Secondo il tracciato, si realizza la sezione del piano cutaneo e sottocutaneo andando fino al piano dei muscoli del volto.
In seguito il lembo è liberato dal piano profondo muscolare.
Questa dissezione è eseguita con forbici sottili cominciando dall’estremità distale e giungendo progressivamente alla parte
prossimale. Durante questa dissezione, si deve passare a raso dei
muscoli facciali sui quali decorrono le terminazioni del nervo
facciale. In basso, si deve fare attenzione a non ledere la branca
arteriosa che vascolarizza il lembo; questa dissezione è prolungata
fino al suo peduncolo.
La parte prossimale del lembo è scollata dall’epidermide a 1,5 cm circa, lasciando il derma attaccato sul suo segmento inferiore, il che facilita la sutura della zona donatrice. Il lembo è poi passato per via transiugale passando dietro al muscolo elevatore superiore e dell’orbicolare e anteriormente al piccolo zigomatico; il tragitto transiugale viene realizzato con l’aiuto di forbici di Mayo controllando bene che l’orifizio di penetrazione nella bocca sia localizzato il più possibile vicino al margine alveolare nella parte esterna iuxtamandibolare della perdita di sostanza del pavimento anteriore. Il passaggio al di sopra del bordo alveolare richiede l’assenza del canino e di due premolari.

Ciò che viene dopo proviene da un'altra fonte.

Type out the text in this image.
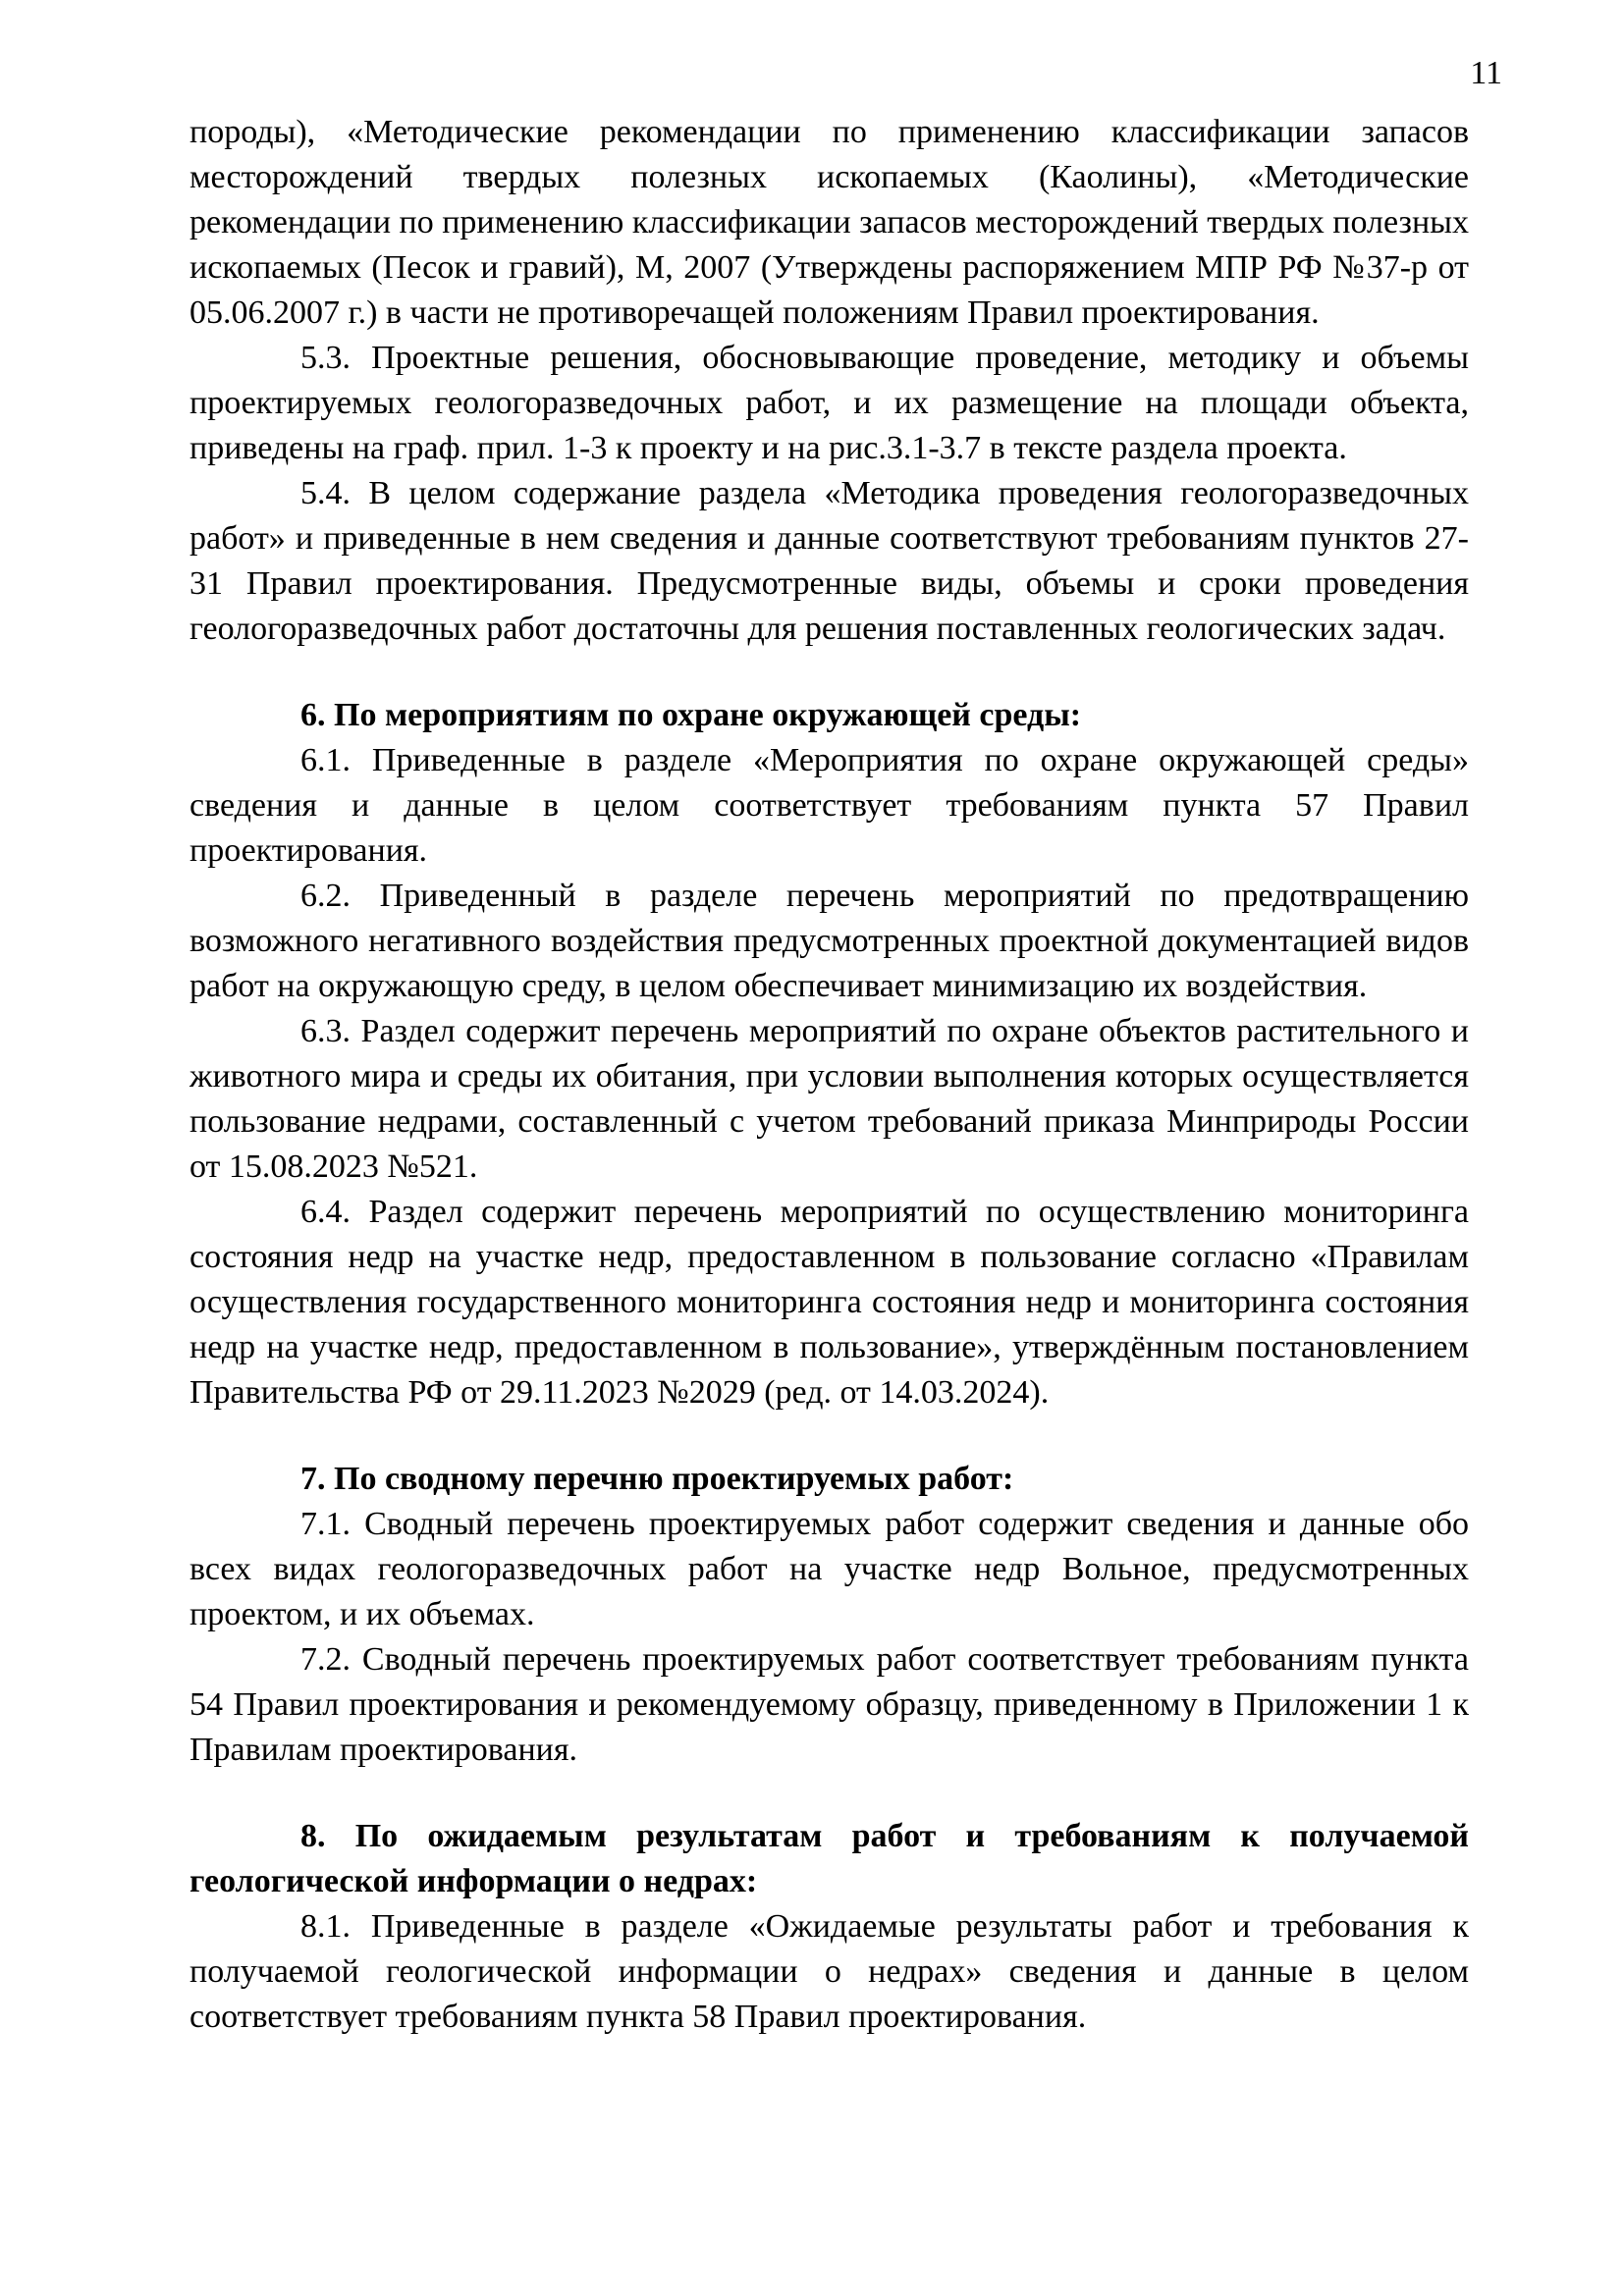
11

породы), «Методические рекомендации по применению классификации запасов месторождений твердых полезных ископаемых (Каолины), «Методические рекомендации по применению классификации запасов месторождений твердых полезных ископаемых (Песок и гравий), М, 2007 (Утверждены распоряжением МПР РФ №37-р от 05.06.2007 г.) в части не противоречащей положениям Правил проектирования.

5.3. Проектные решения, обосновывающие проведение, методику и объемы проектируемых геологоразведочных работ, и их размещение на площади объекта, приведены на граф. прил. 1-3 к проекту и на рис.3.1-3.7 в тексте раздела проекта.

5.4. В целом содержание раздела «Методика проведения геологоразведочных работ» и приведенные в нем сведения и данные соответствуют требованиям пунктов 27-31 Правил проектирования. Предусмотренные виды, объемы и сроки проведения геологоразведочных работ достаточны для решения поставленных геологических задач.

6. По мероприятиям по охране окружающей среды:

6.1. Приведенные в разделе «Мероприятия по охране окружающей среды» сведения и данные в целом соответствует требованиям пункта 57 Правил проектирования.

6.2. Приведенный в разделе перечень мероприятий по предотвращению возможного негативного воздействия предусмотренных проектной документацией видов работ на окружающую среду, в целом обеспечивает минимизацию их воздействия.

6.3. Раздел содержит перечень мероприятий по охране объектов растительного и животного мира и среды их обитания, при условии выполнения которых осуществляется пользование недрами, составленный с учетом требований приказа Минприроды России от 15.08.2023 №521.

6.4. Раздел содержит перечень мероприятий по осуществлению мониторинга состояния недр на участке недр, предоставленном в пользование согласно «Правилам осуществления государственного мониторинга состояния недр и мониторинга состояния недр на участке недр, предоставленном в пользование», утверждённым постановлением Правительства РФ от 29.11.2023 №2029 (ред. от 14.03.2024).

7. По сводному перечню проектируемых работ:

7.1. Сводный перечень проектируемых работ содержит сведения и данные обо всех видах геологоразведочных работ на участке недр Вольное, предусмотренных проектом, и их объемах.

7.2. Сводный перечень проектируемых работ соответствует требованиям пункта 54 Правил проектирования и рекомендуемому образцу, приведенному в Приложении 1 к Правилам проектирования.

8. По ожидаемым результатам работ и требованиям к получаемой геологической информации о недрах:

8.1. Приведенные в разделе «Ожидаемые результаты работ и требования к получаемой геологической информации о недрах» сведения и данные в целом соответствует требованиям пункта 58 Правил проектирования.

La sutura mucocutanea viene eseguita su un unico piano con
l’aiuto di fili riassorbibili tipo Vicril 00 o 000.
Il posizionamento di una piccola sutura mista fissata con due
punti e lasciata in sede 48 ore non è indispensabile per garantire
la buona applicazione al piano profondo.
La zona donatrice è suturata per avvicinamento dopo aver scollato a 7 mm da ogni lato i margini. Questa sutura viene eseguita su due piani dopo un’emostasi accurata.
Questa tecnica fornisce tessuto sufficiente di pelle glabra per riparare le pelvectomie anteriori e le pelvimandibolectomie anteriori senza interruzione che rispetta il piano del muscolo miloioideo, al prezzo di un danno cicatriziale molto ridotto. È possibile, nelle perdite di sostanza più importanti, utilizzare due lembi nasogenieni destro e sinistro.
A volte è necessario, in un secondo tempo, sezionare il piede del lembo in modo da rendere più facile l’impianto dentale. I vantaggi del lembo nasogenieno sono numerosi:
• è di realizzazione facile in quanto situato nella stessa sede
operatoria dell’exeresi, evitando la mobilizzazione del malato
e gli ulteriori rischi di sepsi;
• esso allunga poco il tempo operatorio, che è importante nei
pazienti in cui lo stato generale non è sempre perfetto;
• è un lembo attendibile: 4,1% di fallimento per David,
• oggi è meno utilizzato a vantaggio del lembo di FAMM, ma può ancora trovare spazi applicativi, e anch’esso deve essere descritto in questa sede.